A proposta de Keyes e Magyar-Moe (2003) é a da existência de um modelo mais abrangente de compreensão do bem-estar subjetivo, que tenha em consideração os múltiplos aspetos de um indivíduo e das suas interações na sociedade, sendo que este modelo de bem-estar subjetivo incluiria os elementos da felicidade percebida e satisfação com a vida, o equilíbrio entre afetos positivos e negativos, o bem-estar psicológico e o bem-estar social. Podemos dizer que este modelo se organiza em torno de dois vetores, um que identifica a vitalidade emocional e o outro a adaptação, o desenvolvimento e a funcionalidade (Novo, 2005). Num estudo realizado por Clemente, Frazão e Mónico (2012), com idosos institucionalizados e não institucionalizados, verificou-se uma perceção superior de bem-estar subjetivo por parte dos idosos não institucionalizados. Esta perceção foi também mais positiva para idosos solteiros ou divorciados, seguindo-se dos idosos casados e por último dos viúvos.

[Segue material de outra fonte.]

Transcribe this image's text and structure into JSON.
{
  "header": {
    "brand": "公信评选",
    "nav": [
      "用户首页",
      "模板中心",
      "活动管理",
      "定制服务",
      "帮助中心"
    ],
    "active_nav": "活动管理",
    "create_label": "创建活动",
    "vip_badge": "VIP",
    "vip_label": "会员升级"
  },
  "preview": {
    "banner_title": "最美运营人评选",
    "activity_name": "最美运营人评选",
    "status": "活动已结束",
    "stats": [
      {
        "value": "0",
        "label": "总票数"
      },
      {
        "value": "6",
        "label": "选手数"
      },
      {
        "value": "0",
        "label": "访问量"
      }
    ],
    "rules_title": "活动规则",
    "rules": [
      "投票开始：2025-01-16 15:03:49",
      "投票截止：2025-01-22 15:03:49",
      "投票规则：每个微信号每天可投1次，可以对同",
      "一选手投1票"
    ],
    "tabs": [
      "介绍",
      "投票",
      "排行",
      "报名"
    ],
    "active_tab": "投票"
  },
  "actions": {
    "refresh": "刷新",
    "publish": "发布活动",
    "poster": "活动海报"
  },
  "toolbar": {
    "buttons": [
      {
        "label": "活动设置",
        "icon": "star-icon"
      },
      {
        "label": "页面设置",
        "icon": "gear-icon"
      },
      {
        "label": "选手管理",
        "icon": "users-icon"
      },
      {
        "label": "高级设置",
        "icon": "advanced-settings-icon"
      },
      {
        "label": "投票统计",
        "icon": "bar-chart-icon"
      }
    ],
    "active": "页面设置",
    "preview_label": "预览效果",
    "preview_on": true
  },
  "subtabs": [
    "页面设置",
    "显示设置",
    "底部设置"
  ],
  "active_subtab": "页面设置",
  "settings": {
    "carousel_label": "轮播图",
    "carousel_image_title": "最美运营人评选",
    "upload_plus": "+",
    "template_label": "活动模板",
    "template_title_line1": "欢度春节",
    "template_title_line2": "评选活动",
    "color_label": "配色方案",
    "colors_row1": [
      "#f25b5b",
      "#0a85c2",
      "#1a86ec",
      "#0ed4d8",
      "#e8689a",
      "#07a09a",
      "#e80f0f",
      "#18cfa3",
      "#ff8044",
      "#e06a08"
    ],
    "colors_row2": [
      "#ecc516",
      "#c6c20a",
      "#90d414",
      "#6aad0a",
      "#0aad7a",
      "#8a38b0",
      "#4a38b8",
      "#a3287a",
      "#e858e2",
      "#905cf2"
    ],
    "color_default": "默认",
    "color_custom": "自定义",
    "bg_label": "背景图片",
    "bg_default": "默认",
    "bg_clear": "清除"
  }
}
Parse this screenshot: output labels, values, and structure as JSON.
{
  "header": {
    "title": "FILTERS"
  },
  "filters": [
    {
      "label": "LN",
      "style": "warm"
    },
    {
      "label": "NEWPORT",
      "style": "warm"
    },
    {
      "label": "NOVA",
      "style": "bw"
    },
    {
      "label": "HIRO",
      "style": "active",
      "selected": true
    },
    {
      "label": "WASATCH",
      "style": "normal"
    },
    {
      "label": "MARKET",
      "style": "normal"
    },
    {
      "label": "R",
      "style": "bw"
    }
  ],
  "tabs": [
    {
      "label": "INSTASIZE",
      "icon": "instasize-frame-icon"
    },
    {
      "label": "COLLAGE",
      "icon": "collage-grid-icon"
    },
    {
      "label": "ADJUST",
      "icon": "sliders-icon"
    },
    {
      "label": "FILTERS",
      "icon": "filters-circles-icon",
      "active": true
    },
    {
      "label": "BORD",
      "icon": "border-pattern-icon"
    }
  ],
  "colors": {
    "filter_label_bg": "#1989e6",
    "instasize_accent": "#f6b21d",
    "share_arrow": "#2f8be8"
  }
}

Em suma, a única forma de compreender se as pessoas vivem a vida que desejam é perguntando-lhes, pois somente elas podem experienciar o positivo e o negativo e julgar se estão ou não satisfeitas. O bem-estar subjetivo é então a avaliação que as pessoas fazem, individualmente, das suas vidas, sendo que este é um especto que envolve múltiplos fatores e dimensões, o que implica tanto avaliações emocionais como avaliações cognitivas.